CD45RA Antibody

• Description :

  CD45RA is an isoform of the human leukocyte common antigen (CD45) . Human CD45 contains three exons which encode peptide segments designated A, B and C, respectively. The differential splicing of the exons generates at least five isoforms, ABC, AB, BC, B and O. This antibody reacts with ABC and BC isoforms. CD45RA is expressed on 40-50% of peripheral CD4+ T-cells, 50% of peripheral CD8+ T-cells, B-cells, and leukemic B-cell lines. T-cells expressing CD45RA are naive or virgin T-cells. T-cells expressing CD45RO are memory T-cells. CD45RA and CD45RO define complementary, predominantly non-overlapping populations of resting peripheral T-cells.
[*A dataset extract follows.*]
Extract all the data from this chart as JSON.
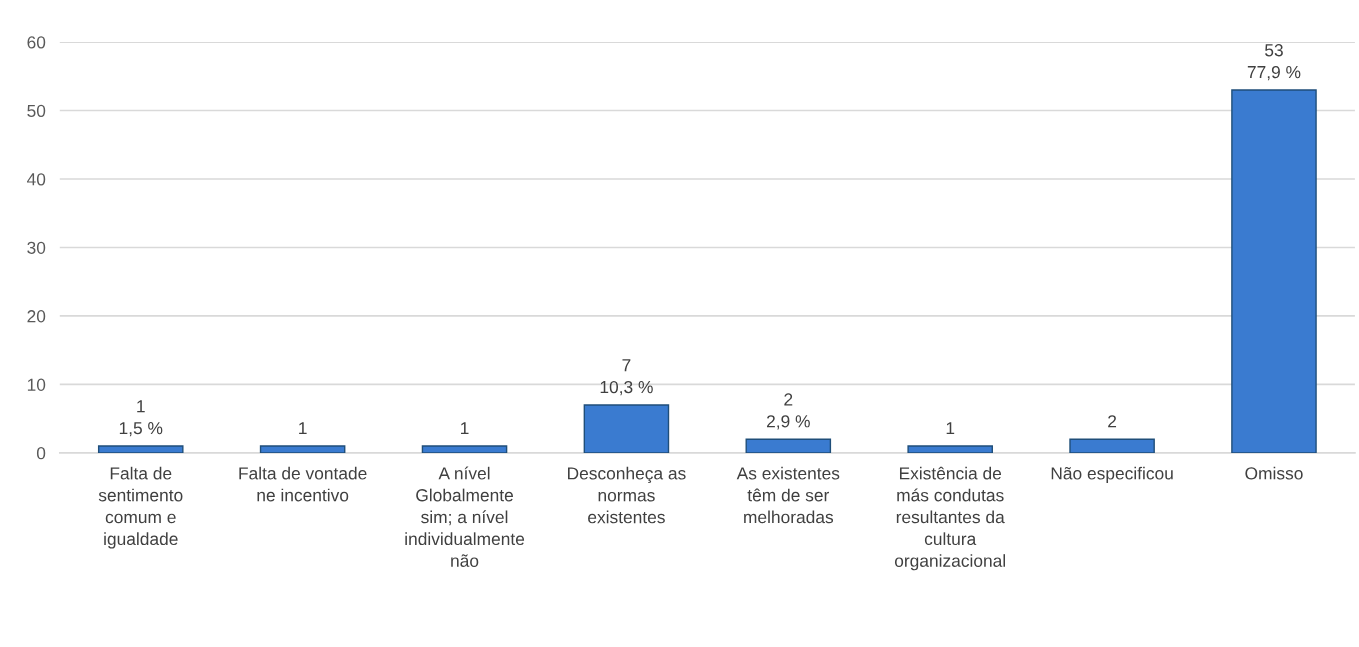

This MAb is useful in study on the subpopulation of CD4+ or CD8+ T-cells. It can especially be used to differentiate T-cell lymphomas (CD45RO +ve) from B cell lymphomas (CD45RA +ve) .

• Specifications :

  Flow cytometry: 0.5-1ug/10^6 cells, Immunofluorescence: 1-2 µg/mL, Western blot: 1-2 µg/mL, Immunohistochemistry (FFPE) : 0.5-1 µg/mL for 30 min at RT

• UniProt :

  P08575

• Host :

  Mouse

• Reactivity :

  Human

• Immunogen :

  Stimulated human leukocytes were used as immunogen for this CD45RA antibody.

• Clonality :

  Monoclonal

• Isotype :

  IgG2a κ

• Clone :

  PTPRC/818

• Applications :

  FACS, IF, WB, IHC-P

• Purity :

  Protein G affinity chromatography

• Format :

  Purified

• Buffer :

  1X PBS, pH 7.4

• Reconstitution :

  The CD45RA antibody (with azide) can be stored at 2-8oC. The azide-free format should be aliquoted and stored at -20oC or colder.

• Limitations :

  This CD45RA antibody is available for research use only.

• Storage Conditions :

  The CD45RA antibody (with azide) can be stored at 2-8°C. The azide-free format should be aliquoted and stored at -20°C or colder.

• Formulation :

  0.2 mg/mL in 1X PBS with 0.1 mg/mL BSA (US sourced) and 0.05% sodium azide

• CAS Number :

  9007-83-4

• Location :

  Cell surface

• Image Legend :

  IHC test of FFPE human tonsil probed with CD45RA antibody. HIER: boil tissue sections in 10mM citrate buffer, pH 6, for 10-20 min followed by cooling at RT for 20 minutes.